This guitar was an awful blue color when I bought it cheap, used on eBay. These are not popular guitars at all, but I like the necks on them, and because I was able to get this one so cheap, I tried removing the paint (mostly with a chisel and sandpaper). I actually like it a lot better without the thick lacquer.
After finding my first Stagemaster, I looked for others, and I bought this one on eBay. This is similar to my first, though it has a (lousy) non-locking trem system, and strangely, bigger frets. (Strangely because you'd typically expect the version with the Floyd Rose tremolo to have big frets, and the version with the traditional bridge to have medium or small frets.) Nothing super fancy here, but plays well and sounds okay.
I came across this superstrat style guitar in the Music Lovers Shoppe in Brighton, NY. I'd never heard of the model. It was new old stock. Immediately it checked a few boxes for me: cheap, reverse headstock, floyd rose tremolo, HSS pickups. What I really dug, though, was the neck. A very thin C-shaped profile; small in back but not super flat, and really narrow at the nut, I think about 40mm. I don't love the fretboard wood, and it strangely has pretty small frets. Otherwise, though, I really dug it right away and traded my mexican Strat and twenty bucks for it.

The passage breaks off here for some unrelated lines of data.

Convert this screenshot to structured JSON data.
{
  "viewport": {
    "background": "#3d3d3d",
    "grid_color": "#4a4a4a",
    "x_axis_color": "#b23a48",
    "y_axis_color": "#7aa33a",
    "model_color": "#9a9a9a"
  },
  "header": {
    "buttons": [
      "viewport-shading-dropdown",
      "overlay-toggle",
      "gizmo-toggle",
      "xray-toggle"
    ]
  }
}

This is probably the most expensive guitar I've ever bought. I think I paid about $600 for it. At the time I was looking for a simpler setup compared to the double-locking floyd rose tremolo, so this hard-tail strat felt like a step in the right direction. It was made in the USA and had Seymour Duncan pickups that sounded great. Ultimately, though, this guitar had too "twangy" a sound for me and I found myself playing "twangier" when I played it, so I traded it for some other equipment. (Photo is not the actual guitar.)
This is a cool small-body bass with neck-through construction. I don't rememeber when I bought it. It was hanging used in the Music Lovers Shoppe in Brighton, NY for around $300, it seemed worth way more than that to me and I've had it ever since. I'm not a bass player but it's great to have one on hand to record song demos.
When I was in college and playing a lot, the RG550 was the guitar I wanted but couldn't afford. By the early 2000s, I'd been working a few years, and was able to afford one used. This one came from California in good shape. I changed a few things cosmetically, but otherwise it's all original.
I bought what I consider to be a fairly "standard issue" Stratocaster in the mid-1990s, I think I bought it new, a cheaper made-in-Mexico model. It was built rock-solid, but the pickups and wiring were really noisy. (Photo is not the actual guitar.)
I played this guitar at more gigs than any other, it was my main instrument when I was most actively playing out. I loved the reverse headstock and smaller, unusual body.
I got a Pacifica, I believe, the first year they came out. I remember wanting the "921", that had a Floyd Rose tremolo, but I could only afford one of the lower-priced models, I think a 721 or 521, which was still a pretty decent playing and sounding guitar. I think this is the guitar I was playing when I started to audition and got into my first real band. (Photo is not the actual guitar.)
This was a great guitar, I believe the first I ever had with a Floyd Rose double-locking tremolo. I had this guitar my last few years of college, and a few after. I think I got this one when I was starting to understand what features I liked in a guitar, this one has a slightly smaller body, reverese headstock, single coil neck pickup. I recall at one point I had this strung with just 5 strings that I had tuned all to even fifths. (Photo is not the actual guitar, but mine looked just like this.)
This was my first Ibanez guitar, and while it was a budget model, it was a step up from what I'd been playing. And it looked close enought to the guitar Joe Satriani was holding on the cover of Not of This Earth.
My sophomore or junior year in college, I got a few bad grades, and my parents blamed this on guitar playing and wouldn't let me take my guitar back with me in the fall. I guess they thought unsupervised access to girls and beer had nothing to do with it. I made a beeline to the House of Guitars and ended up with this cheapo Van Halen knock-off. It had a hideous mirror pickguard, but was good enough to keep my fingers busy. (Photo is not the actual guitar.)
This was my first electric. I'm not sure, but I think this was bought new from Enders Music, a small shop that was located in Manlius, NY. It couldn't have cost very much.